Enterprise marketing stacks have grown significantly over the past decade, and in most large organisations utilisation rates fall well short of ownership rates. The consequence is not just wasted licence spend. It is fragmented data, slower campaign execution, and a data infrastructure that is not ready for AI.
This framework gives marketing and technology leaders a structured way to audit their stack, make clear decisions about what stays and what goes, and sequence the consolidation without losing capability.
Why stacks become unmanageable
Martech bloat is rarely the result of bad decisions. It is the result of many reasonable decisions made at different times by different people with different priorities, none of whom were responsible for the whole picture. A tool gets adopted for a campaign and never decommissioned. A vendor relationship gets locked in through an enterprise agreement. A new team lead arrives with a platform preference. Over time the stack reflects the history of the organisation more than its current needs.

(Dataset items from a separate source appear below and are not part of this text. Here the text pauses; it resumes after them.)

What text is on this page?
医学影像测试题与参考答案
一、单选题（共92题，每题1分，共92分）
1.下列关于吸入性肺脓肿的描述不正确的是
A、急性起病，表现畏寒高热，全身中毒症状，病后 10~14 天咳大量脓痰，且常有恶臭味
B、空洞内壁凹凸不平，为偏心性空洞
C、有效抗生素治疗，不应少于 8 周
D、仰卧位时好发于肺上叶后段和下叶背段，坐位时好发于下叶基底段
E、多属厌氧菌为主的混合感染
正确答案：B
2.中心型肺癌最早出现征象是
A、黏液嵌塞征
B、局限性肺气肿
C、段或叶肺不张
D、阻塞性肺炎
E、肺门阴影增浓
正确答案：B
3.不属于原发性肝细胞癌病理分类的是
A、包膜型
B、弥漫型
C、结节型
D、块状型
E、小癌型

The result is duplication across categories, integrations that were never properly built, data sitting in silos between systems, and teams spending time navigating tools rather than doing marketing. The stack has stopped serving the strategy. It has become the strategy.
The three-question audit
For each tool in the stack, three questions determine its status:
- What specific business problem does this tool solve today? Not what it was bought for. Not what it could do in theory. What problem is it actively solving right now.
- Is this the best available option for that problem at this cost? If a tool in a consolidated platform already covers this capability at acceptable quality, duplication is hard to justify.
- What would break if this tool were removed tomorrow? This question surfaces the real dependency map, which is often different from the official one. Tools with no clear answer to questions one or two but a long list of answers to question three are the ones that need the most careful handling in a consolidation.
The decision matrix
Keep: solves a specific current problem, no overlap with other tools in the stack, actively used by the team.
Consolidate: solves a problem that a platform already in the stack could cover at acceptable quality. Plan the migration and set a decommission date.
Sunset: no clear current problem, low team dependency, or being used only for legacy processes that themselves need review. Remove after confirming data migration and contract terms.
Review: high team dependency but unclear business value. These tools need closer examination before a decision. They are often where the most uncomfortable conversations happen.
Sequencing the consolidation
The order in which tools are consolidated matters as much as the decisions themselves. Starting with high-dependency tools, regardless of how clear the consolidation case is, tends to stall the whole programme. Teams resist, IT raises concerns, and the momentum that early decisions need to build does not arrive.
The recommended sequence is: start with tools that have no significant team dependency and a clear overlap with something already in the stack. These produce early wins with low disruption. Then move to tools with moderate dependency where the migration path is well understood. Save high-dependency tools for last, when the consolidation programme has credibility and the receiving platform has been validated in production.
The AI readiness connection
Martech rationalisation is not only a cost exercise. A fragmented stack produces fragmented data. Customer information sits in separate systems with different identifiers, different data models, and no reliable way to connect them into a single view. AI tools, whether used for personalisation, content generation, or predictive analytics, require clean and connected data to produce useful outputs. Organisations that skip the rationalisation step and move straight to AI deployment tend to find that the AI surfaces the data problems rather than solving them.
A rationalised stack, with fewer systems sharing data natively and a cleaner customer data layer underneath, is the infrastructure that makes AI in marketing actually work.